Table 2. AUC scores of link prediction on the 12 datasets. The scores are based on the best results of choosing different operators for edge embedding.

5 Choosing a Method

The results in the previous section indicate the accuracy of the methods in multi-label classification and link prediction tasks. However, we have to take other factors into account when choosing a method for practical purposes. In some cases, a compromise must be reached between accuracy and running time, especially for large networks. In other cases, we may consider whether a method is stable, or whether we have some prior knowledge about the network. Table 3 summarizes the characteristics of different methods from five aspects: accuracy for multi-label classification, accuracy for link prediction, speed, stability, and prior knowledge requirement. To clarify this further, we give the following suggestions for choosing a suitable method.

In one example, we want to embed a relatively small network that contains several hundred nodes. Since the network is small, the speed of a method should pose no restriction, and we are free to choose the most accurate method. In this case, GraRep and node2vec would be an appropriate choice. When we deal with large networks, it becomes intractable with methods such as GraRep. For example, it may take more than ten days to embed a network with the number of nodes in the order of \(10^5\) on a current desktop PC. In this case, HOPE and node2vec would be better candidates.

Table 3. Characteristics of different methods.

Let us consider a network that evolves with time. We want to embed the network at multiple time slices and find out how the embeddings change with time. In this case, we would not choose unstable methods such as DeepWalk or node2vec. These two methods introduce some random factors such as random walks, random initialization of the neural network weights, and random selection for the mini-batch training. Thus, the embedding results can be different in different runs.
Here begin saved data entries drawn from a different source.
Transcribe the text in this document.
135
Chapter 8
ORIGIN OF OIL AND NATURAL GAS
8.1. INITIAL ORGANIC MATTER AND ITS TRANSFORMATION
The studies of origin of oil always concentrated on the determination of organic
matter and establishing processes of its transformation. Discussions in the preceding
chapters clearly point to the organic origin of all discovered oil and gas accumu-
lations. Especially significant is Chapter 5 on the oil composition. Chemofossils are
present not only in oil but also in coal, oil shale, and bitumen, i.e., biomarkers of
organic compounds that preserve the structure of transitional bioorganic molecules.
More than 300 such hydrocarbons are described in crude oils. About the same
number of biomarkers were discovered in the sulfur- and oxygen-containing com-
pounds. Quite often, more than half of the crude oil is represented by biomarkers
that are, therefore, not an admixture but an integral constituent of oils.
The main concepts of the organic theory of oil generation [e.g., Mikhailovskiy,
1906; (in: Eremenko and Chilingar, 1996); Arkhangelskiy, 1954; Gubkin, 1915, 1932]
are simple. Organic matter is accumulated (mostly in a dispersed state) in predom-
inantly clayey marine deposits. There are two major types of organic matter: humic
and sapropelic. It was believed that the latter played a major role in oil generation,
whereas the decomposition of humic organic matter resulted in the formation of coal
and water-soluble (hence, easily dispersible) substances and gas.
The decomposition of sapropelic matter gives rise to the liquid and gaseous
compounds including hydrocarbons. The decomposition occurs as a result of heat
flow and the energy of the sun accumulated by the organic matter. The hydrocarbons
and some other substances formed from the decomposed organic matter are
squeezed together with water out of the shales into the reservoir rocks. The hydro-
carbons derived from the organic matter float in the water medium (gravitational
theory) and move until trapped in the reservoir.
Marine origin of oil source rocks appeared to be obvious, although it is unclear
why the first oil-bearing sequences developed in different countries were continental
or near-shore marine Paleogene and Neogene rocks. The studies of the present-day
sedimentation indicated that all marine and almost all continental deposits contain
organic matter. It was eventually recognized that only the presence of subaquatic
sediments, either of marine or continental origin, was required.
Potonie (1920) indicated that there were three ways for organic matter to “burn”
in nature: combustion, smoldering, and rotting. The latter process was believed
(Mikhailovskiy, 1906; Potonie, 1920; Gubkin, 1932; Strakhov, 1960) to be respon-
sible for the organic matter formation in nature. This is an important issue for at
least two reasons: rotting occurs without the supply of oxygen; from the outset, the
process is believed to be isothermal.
Node2vec, as an improved version of DeepWalk, normally achieves better performances. However, we need some prior knowledge to guide the 2nd-order random walkers towards a particular search strategy or some information about the downstream machine learning tasks. For example, some labels are required to tune the hyper-parameters in the multi-label classification task. If such prior knowledge is not available, DeepWalk is also a good alternative option.

6 Conclusion

In this paper, we have given a overview and a comprehensive comparison of matrix factorization based methods for network embedding. We found that the performance is network and application dependent; thus, there is no clear winner for all of the applications and in all of the networks. We analyzed the characteristics of each method and gave suggestions on how to choose a method for practical purposes.

Despite recent efforts in network embedding, some questions remain unanswered. The search for a faster and more accurate method is a never-ending pursuit. Additionally, we lack embedding methods that can cope with temporal networks. These will be left for our future work.